In the 1800's Brighton was Boston's Wild West, home of large stockyards and the supplier of Boston's beef. Over two hundred years ago the people of Brighton formed the Brighton Social Library, open to local citizens for a fee. When the town was annexed to Boston in 1874, the Brighton Social Library became a branch of the Boston Public Library. The same year the collection was moved from the Town Hall to a ornate library building named for Brighton notable, James Holton. In 1969 a new Brighton Branch building was opened. The building was designed by Norman C. Fletcher of the Architects Collaborative of Cambridge.
The 22,400 square foot Brighton Branch at 40 Academy Hill Road, reopened in December 2010 after more than 18 months of extensive interior renovations.

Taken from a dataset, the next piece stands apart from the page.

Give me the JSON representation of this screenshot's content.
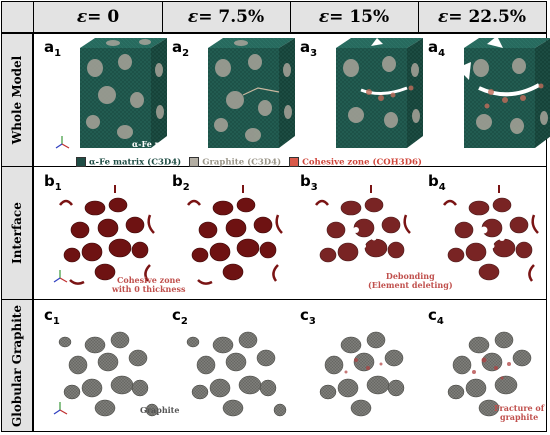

The City of Boston's Property and Construction Management Department managed this capital project, which updated the mechanical equipment, provided ADA accessibility, improved sightlines, and increased technological capacity.
The renovation of the 1969 building created light-filled spaces with modern furniture, a new teen space with café-style seating, a new community room, and a landscaped yard on Academy Hill Road. Visitors can also take advantage of more than 20 new computers for all ages.

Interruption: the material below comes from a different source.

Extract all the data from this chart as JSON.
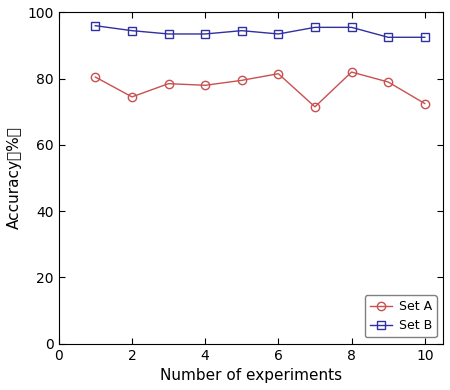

The Brighton Branch of the Boston Public Library earned LEED® Silver Certification established by the U.S. Green Building Council and verified by the Green Building Certification Institute. The Brighton Branch is one of the first renovated City of Boston buildings to incorporate the U.S. Green Building Council's LEED (Leadership in Energy & Environmental Design) Commercial Interiors guidelines.
The branch holds a very good collection on local history, including a display of photographs from the archives of the Brighton Allston Historical Society, and oral histories of Brighton residents that will soon be available online. In addition to a comprehensive basic collection, the branch holds a large collection of large-print materials. There are also Russian and Spanish reading materials, and an impressive audiovisual collection — DVDs, CDs and more.